Unlike the embodiment of FIG. 2 in which a PNP transistor is used as the transistor Q₁, an NPN transistor as the transistor Q₄ and a PNP transistor as transistor Q₅, an alternative circuit arrangement with the same effect can be provided according to the invention, which employs transistors of opposite polarities to those of the above transistors, respectively, FIG. 3 shows such alternative circuit arrangement.

It will be apparent from the foregoing description that according to the present invention it is possible to obtain a low loss stabilized power supply circuit with a very simple circuit arrangement which operates stably without any complicated means even against a small difference, say, 0.3 V to 0.5 V, between the input and output voltages. Further, the low loss and simple arrangement leads to the advantage of cost reduction. For the reasons mentioned above, the stabilized power supply circuit according to the invention may be applied with great advantage to all battery-operated various electronic devices required to be compact in size and light in weight as well as other electronic devices which involve the problem of loss.

Claims

1. In a stabilized power supply circuit comprising a series control transistor, an error detecting circuit for detecting variations in the output voltage including a reference voltage setting diode and a voltage dividing circuit connected in parallel with a load, an output of the voltage dividing circuit being compared with the reference voltage, and another transistor of the opposite polarity to said series control transistor, the collector of said another transistor being connected to the base of said series control transistor, the improvement wherein the emitter of said another transistor is connected through a resistor to said reference voltage setting diode.

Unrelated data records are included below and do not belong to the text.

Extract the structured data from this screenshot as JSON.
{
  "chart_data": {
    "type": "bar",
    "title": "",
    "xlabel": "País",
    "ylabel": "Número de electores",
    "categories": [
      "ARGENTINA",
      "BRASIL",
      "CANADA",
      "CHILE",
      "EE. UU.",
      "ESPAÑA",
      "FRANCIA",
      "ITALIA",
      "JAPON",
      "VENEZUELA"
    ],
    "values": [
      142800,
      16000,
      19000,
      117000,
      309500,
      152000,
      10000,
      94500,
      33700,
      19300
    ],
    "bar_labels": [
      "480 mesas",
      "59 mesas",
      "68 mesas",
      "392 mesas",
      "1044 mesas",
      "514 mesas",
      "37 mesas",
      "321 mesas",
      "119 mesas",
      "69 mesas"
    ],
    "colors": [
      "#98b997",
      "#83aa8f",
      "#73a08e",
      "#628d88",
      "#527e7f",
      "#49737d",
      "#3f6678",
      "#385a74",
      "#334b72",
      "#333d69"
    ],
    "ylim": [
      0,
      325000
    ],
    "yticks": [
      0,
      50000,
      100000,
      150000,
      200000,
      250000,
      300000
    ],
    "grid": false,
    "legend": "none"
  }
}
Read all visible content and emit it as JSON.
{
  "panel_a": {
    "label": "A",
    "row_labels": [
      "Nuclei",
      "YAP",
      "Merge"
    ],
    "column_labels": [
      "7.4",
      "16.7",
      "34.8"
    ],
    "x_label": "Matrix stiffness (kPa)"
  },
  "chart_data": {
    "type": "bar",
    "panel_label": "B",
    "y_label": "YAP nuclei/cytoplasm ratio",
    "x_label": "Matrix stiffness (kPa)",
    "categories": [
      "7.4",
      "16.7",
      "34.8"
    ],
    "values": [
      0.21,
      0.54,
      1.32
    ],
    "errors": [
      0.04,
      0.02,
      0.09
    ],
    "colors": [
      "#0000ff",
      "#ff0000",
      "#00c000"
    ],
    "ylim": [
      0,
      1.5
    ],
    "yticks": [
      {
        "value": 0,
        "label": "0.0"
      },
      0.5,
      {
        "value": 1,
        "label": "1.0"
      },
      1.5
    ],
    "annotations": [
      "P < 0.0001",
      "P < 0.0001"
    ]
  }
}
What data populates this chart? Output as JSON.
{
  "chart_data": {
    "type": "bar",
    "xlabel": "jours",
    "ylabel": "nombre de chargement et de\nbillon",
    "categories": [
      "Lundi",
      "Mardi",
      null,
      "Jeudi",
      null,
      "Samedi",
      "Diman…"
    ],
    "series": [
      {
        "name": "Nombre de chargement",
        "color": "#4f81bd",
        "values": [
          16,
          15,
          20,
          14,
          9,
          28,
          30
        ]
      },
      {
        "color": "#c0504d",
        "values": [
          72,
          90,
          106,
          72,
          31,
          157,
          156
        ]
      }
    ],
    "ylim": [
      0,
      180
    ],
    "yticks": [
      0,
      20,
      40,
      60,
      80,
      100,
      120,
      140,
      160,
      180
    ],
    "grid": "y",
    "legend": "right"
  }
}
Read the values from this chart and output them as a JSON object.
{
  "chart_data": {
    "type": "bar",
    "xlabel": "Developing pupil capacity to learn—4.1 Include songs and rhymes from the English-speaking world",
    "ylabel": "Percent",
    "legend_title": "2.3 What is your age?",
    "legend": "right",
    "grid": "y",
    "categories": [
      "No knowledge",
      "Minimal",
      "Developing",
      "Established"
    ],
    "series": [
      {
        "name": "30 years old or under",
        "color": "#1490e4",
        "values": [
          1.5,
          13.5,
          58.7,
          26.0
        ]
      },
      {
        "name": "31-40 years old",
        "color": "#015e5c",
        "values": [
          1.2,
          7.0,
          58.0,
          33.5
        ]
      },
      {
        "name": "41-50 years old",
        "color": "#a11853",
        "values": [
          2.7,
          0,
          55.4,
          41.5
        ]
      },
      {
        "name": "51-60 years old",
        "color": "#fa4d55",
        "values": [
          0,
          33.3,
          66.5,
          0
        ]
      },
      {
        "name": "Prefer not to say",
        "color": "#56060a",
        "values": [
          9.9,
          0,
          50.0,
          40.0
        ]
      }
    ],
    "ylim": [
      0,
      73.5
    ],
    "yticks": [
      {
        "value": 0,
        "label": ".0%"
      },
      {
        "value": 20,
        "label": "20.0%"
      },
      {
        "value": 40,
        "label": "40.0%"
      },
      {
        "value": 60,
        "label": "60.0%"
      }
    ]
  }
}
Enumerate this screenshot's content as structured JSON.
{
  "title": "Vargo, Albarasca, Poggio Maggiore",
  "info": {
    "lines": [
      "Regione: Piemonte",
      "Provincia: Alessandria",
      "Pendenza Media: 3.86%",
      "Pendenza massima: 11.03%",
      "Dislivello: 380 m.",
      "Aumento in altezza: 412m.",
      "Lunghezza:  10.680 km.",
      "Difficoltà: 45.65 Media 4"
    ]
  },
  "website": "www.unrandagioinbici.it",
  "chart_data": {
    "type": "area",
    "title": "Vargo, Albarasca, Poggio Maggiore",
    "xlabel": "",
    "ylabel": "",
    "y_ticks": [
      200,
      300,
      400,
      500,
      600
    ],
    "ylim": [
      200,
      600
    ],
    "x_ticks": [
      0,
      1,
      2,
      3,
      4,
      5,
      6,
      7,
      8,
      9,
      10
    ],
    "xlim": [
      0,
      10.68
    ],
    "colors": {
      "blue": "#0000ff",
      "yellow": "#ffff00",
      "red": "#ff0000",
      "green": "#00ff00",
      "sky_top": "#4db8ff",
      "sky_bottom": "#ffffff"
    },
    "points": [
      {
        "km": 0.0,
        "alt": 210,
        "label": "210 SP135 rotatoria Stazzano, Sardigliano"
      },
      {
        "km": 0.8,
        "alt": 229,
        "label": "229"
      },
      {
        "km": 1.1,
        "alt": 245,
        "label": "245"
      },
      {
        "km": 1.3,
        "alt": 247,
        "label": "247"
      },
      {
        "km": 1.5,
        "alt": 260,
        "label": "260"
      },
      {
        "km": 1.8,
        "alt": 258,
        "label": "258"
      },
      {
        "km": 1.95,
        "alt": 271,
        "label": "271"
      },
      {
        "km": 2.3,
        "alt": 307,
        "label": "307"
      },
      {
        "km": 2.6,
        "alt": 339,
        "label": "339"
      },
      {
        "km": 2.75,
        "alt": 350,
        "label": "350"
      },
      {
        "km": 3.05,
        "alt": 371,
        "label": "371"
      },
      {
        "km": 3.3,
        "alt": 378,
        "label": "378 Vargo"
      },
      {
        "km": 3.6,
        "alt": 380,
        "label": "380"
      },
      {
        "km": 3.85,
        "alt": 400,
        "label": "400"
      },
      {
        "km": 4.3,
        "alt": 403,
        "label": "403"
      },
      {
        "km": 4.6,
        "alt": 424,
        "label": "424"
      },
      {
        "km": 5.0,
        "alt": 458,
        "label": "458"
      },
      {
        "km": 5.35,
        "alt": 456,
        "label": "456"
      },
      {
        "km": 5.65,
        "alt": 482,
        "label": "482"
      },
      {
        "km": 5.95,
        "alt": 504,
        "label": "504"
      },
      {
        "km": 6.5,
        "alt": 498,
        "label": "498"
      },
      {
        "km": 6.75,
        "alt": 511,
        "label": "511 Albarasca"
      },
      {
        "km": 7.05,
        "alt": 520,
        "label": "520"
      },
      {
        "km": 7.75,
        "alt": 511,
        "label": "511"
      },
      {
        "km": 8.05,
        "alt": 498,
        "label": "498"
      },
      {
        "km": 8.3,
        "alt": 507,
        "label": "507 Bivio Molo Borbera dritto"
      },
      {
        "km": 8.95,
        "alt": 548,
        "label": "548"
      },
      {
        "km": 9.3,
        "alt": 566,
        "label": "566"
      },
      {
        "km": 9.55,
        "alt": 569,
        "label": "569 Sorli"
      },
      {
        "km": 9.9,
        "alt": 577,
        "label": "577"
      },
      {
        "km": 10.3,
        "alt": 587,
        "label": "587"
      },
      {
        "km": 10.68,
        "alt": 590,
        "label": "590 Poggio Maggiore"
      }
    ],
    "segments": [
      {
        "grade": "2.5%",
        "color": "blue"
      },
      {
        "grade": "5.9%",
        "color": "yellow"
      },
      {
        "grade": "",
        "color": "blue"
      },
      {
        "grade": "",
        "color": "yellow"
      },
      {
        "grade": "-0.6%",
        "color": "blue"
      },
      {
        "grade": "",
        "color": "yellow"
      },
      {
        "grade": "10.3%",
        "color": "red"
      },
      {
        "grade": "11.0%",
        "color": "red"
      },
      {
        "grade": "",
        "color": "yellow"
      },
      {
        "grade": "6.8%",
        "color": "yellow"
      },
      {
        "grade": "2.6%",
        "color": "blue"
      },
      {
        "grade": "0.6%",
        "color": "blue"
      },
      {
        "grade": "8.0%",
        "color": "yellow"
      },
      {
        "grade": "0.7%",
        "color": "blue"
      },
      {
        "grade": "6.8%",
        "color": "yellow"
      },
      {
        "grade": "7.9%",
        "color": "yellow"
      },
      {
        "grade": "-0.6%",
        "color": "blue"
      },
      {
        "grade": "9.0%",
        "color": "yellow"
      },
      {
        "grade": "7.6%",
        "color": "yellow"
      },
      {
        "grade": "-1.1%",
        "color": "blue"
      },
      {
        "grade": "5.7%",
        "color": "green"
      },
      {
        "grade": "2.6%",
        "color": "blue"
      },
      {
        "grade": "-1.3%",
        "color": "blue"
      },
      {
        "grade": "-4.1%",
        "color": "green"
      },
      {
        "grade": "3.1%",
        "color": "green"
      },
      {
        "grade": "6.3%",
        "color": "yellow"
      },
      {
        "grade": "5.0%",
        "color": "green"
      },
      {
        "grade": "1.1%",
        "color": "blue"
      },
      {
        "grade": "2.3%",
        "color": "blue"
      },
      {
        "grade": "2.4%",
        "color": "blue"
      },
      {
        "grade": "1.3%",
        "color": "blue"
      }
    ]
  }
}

2. A low loss stabilized power supply circuit comprising a dc power supply, a first control transistor connected in series to said power supply, an error detecting circuit for detecting variations in the output voltage including a reference voltage setting diode and a voltage dividing circuit connected in parallel with a load, an output of the voltage dividing circuit being compared with the reference voltage, and a second control transistor of the opposite polarity to said first control transistor, said second control transistor having its collector connected to the base of said first control transistor, and its emitter connected to said reference voltage setting diode through a resistor.

3. A low loss stabilized power supply circuit according to claim 2, in which said first control transistor has an emitter connected to the negative terminal of said dc power supply.

4. A low loss stabilized power supply circuit according to claim 2, in which said first control transistor has an emitter connected to the positive terminal of said dc power supply.